Welchen Anklang wird das FPÖ-Projekt unter christlichen Zuwanderern finden? Große Erfolgschancen bei den Serben sieht Darko Miloradovic nicht; die Serben seien gut integriert und ihr Wahlverhalten ähnle dem anderer Österreicher. Eine gewisse Islamophobie gebe es aber unter ihnen. Einige FPÖ-Aktionen hätten manchen Serben schon gefallen, etwa Fotos von Strache mit serbischem Armband und Drei-Finger-Gruß. "Kein anderer Spitzenpolitiker hat die Serben öffentlich so gezielt angesprochen." Angesichts eines verbreiteten Opfermythos und dem Gefühl, nicht wahrgenommen zu werden, komme das gut an. Hinzu kommt, dass die FPÖ als einzige Partei die Anerkennung des Kosovo abgelehnt hat. "Es gibt einen Grundkonsens in der serbischen Community, dass die Unabhängigkeit dieser serbischen Provinz dem internationalen Recht widerspricht. Die FPÖ hat die Ansicht der absoluten Mehrheit der Serben formuliert und auf den Punkt gebracht." Die historisch gewachsene Nähe der Serben zur SPÖ sei aber nach wie vor stärker.
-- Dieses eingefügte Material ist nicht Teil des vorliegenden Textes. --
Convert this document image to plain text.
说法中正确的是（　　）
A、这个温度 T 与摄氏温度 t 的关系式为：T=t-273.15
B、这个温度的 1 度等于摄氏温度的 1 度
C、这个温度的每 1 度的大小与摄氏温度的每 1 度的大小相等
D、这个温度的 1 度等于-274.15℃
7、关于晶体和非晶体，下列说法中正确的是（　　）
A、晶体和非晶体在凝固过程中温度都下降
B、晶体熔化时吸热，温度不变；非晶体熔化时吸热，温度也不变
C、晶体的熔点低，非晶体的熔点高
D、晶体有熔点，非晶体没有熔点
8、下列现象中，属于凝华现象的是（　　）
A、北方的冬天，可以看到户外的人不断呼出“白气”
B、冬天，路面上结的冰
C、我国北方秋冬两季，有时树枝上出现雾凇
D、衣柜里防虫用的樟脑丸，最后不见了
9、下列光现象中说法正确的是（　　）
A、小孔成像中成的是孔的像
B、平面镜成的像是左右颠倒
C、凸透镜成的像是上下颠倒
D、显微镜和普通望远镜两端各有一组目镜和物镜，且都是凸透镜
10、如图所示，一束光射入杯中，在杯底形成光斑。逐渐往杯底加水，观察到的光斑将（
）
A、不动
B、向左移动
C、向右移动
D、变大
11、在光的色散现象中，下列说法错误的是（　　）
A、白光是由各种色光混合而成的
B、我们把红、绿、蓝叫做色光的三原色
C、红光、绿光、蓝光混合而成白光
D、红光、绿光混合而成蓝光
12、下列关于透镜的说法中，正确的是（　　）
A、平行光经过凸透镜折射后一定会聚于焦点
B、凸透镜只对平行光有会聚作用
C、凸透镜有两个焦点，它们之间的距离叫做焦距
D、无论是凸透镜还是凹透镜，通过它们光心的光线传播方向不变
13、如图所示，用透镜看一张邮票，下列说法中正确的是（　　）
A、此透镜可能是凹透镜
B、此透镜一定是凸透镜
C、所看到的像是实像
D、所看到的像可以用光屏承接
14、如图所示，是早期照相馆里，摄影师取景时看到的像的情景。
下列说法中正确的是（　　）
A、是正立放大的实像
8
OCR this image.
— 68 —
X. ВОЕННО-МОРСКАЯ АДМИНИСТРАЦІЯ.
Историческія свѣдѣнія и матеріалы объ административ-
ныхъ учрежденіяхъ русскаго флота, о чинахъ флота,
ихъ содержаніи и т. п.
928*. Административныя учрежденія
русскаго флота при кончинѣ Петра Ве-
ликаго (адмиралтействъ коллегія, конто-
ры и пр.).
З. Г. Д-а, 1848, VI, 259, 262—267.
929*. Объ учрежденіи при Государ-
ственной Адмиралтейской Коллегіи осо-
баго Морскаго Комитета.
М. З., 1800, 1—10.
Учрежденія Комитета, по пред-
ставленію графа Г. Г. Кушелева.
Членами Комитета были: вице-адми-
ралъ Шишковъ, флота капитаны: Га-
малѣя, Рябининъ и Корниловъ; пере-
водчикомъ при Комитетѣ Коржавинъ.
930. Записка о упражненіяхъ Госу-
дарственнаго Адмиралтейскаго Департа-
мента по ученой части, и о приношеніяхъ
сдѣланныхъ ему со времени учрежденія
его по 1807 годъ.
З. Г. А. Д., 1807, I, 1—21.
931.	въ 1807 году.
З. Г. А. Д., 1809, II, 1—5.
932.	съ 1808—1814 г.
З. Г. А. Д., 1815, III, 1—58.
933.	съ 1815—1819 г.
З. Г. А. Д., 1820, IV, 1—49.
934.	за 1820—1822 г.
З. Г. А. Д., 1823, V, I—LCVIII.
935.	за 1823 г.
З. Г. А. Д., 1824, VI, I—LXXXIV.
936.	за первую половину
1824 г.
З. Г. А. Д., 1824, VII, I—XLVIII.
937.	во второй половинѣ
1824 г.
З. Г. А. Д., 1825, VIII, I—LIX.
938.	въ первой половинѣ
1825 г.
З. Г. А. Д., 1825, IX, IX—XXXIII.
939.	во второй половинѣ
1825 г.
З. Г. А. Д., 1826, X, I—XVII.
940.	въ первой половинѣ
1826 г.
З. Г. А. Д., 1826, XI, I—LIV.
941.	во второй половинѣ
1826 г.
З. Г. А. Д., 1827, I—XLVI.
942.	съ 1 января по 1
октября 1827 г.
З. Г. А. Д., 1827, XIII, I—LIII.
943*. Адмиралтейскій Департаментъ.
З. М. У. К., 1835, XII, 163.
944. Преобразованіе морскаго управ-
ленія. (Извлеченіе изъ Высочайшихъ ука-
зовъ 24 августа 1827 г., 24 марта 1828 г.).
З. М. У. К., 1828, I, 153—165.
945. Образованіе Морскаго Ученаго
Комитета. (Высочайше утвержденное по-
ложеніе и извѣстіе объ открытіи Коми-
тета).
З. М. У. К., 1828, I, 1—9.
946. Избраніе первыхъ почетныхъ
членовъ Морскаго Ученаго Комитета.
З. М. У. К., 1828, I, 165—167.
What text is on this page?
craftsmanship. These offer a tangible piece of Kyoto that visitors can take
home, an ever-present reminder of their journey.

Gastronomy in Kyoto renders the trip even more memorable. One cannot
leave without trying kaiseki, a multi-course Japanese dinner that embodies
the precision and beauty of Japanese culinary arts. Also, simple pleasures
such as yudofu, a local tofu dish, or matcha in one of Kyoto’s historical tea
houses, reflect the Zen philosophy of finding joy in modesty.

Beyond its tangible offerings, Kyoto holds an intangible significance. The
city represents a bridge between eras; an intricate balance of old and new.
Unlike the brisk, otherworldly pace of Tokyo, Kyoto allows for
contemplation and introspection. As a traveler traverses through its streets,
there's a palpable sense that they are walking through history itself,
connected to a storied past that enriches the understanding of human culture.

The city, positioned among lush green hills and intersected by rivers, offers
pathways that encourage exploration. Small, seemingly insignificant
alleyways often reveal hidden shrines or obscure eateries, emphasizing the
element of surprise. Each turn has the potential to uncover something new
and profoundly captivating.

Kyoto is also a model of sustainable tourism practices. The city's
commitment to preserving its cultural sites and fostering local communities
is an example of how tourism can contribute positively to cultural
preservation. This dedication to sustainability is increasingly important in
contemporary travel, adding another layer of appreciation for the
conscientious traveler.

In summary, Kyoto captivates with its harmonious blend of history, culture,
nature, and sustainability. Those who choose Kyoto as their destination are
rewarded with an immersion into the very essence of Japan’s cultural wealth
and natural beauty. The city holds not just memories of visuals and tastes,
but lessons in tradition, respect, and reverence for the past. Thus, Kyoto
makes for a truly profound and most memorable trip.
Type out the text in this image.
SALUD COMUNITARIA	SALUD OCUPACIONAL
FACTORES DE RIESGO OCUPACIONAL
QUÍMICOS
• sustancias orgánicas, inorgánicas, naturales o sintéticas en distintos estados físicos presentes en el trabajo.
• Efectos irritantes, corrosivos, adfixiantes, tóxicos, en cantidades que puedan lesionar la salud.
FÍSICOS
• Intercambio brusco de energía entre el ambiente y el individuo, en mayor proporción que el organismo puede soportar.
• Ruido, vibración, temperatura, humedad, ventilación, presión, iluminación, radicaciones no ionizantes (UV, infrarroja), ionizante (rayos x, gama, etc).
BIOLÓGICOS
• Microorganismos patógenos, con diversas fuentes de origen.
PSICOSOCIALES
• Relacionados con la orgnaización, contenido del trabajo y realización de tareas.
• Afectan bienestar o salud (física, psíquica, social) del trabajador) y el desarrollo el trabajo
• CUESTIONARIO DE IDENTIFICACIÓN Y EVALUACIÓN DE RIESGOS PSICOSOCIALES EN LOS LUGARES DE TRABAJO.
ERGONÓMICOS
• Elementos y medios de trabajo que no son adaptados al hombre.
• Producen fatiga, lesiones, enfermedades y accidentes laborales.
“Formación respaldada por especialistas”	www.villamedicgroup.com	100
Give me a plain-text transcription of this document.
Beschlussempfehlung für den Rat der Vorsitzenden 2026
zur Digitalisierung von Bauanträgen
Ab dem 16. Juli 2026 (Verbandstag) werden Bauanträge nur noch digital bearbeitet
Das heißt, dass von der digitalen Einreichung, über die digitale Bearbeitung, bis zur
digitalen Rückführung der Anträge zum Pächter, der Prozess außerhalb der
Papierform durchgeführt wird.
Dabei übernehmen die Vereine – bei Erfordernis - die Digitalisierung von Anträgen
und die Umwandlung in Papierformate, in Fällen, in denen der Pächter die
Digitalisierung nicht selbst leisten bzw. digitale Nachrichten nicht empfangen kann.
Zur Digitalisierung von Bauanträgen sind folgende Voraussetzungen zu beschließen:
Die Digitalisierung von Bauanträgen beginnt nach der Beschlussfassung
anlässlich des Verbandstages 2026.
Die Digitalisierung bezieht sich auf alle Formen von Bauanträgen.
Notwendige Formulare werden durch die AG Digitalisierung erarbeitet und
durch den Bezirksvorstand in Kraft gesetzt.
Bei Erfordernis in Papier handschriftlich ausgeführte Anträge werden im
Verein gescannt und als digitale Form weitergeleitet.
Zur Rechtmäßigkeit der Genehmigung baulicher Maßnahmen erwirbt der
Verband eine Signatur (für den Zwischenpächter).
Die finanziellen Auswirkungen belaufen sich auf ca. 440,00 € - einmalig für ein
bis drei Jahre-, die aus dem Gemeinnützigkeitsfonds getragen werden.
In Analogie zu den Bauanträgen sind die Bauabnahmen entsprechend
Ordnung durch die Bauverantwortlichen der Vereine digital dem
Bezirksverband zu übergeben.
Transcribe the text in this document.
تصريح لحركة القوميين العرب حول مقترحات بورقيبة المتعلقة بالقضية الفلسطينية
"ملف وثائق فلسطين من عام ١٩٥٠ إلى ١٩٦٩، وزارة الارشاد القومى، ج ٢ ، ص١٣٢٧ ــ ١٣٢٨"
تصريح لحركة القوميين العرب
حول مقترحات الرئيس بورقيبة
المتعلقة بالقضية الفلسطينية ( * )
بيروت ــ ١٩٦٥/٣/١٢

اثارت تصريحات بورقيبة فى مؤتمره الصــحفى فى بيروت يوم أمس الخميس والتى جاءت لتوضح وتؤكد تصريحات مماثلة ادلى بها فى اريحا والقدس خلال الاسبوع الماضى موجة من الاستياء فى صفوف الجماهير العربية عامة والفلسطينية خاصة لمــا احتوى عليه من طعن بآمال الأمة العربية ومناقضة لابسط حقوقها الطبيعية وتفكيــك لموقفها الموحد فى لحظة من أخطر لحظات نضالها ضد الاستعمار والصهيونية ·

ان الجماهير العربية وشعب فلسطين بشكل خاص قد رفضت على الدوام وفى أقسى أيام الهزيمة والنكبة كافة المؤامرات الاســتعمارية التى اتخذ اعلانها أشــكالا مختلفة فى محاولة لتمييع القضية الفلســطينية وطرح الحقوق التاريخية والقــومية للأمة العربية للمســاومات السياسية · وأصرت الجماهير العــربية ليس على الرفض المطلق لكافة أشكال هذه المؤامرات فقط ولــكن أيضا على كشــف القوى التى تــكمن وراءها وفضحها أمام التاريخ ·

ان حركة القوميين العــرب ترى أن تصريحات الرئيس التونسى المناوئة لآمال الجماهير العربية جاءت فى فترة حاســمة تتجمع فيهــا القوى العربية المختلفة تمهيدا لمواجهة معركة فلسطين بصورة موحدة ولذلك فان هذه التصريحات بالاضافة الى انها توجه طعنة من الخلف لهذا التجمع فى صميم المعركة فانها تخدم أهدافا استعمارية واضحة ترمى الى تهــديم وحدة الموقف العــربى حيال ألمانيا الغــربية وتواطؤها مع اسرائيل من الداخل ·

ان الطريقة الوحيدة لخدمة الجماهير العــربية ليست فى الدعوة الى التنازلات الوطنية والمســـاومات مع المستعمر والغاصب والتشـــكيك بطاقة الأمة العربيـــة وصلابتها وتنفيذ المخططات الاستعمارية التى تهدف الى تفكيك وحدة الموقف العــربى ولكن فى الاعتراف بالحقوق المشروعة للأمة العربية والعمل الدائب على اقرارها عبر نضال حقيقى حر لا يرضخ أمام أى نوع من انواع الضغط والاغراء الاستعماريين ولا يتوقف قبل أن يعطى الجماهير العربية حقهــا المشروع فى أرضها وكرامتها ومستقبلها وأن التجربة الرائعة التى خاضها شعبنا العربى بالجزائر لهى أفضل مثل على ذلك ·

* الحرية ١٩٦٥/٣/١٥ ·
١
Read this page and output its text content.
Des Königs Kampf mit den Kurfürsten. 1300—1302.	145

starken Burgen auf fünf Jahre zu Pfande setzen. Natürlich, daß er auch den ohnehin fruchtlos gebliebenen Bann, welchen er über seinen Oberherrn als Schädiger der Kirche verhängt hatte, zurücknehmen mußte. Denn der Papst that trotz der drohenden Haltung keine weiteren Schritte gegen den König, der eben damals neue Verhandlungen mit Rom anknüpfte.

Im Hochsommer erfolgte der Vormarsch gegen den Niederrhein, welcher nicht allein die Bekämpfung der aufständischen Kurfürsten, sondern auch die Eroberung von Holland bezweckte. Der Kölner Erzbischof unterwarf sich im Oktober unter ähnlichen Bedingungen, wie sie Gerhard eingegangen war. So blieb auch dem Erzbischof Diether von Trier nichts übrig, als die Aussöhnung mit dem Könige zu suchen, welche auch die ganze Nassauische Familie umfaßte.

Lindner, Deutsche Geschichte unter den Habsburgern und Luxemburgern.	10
"Es schmerzt mich, wenn jemand den Geist der 90er Jahre wachruft", klagt Dino oe. "Ein großer Teil der Serben sind wie ich Kriegsflüchtlinge. Wir sind gerade vor der Politik der Milosevic-Diktatur geflohen und kennen das schon. Jeder, der wieder darauf hereinfällt, ist dumm. Wer seine Vergangenheit kennt, weiß: Strache ist der größte Feind der Serben in Österreich." Und Miloradovic legt nach: "Strache und Dobrilovic sind nicht Serben-Vertreter, sondern Serben-Verräter."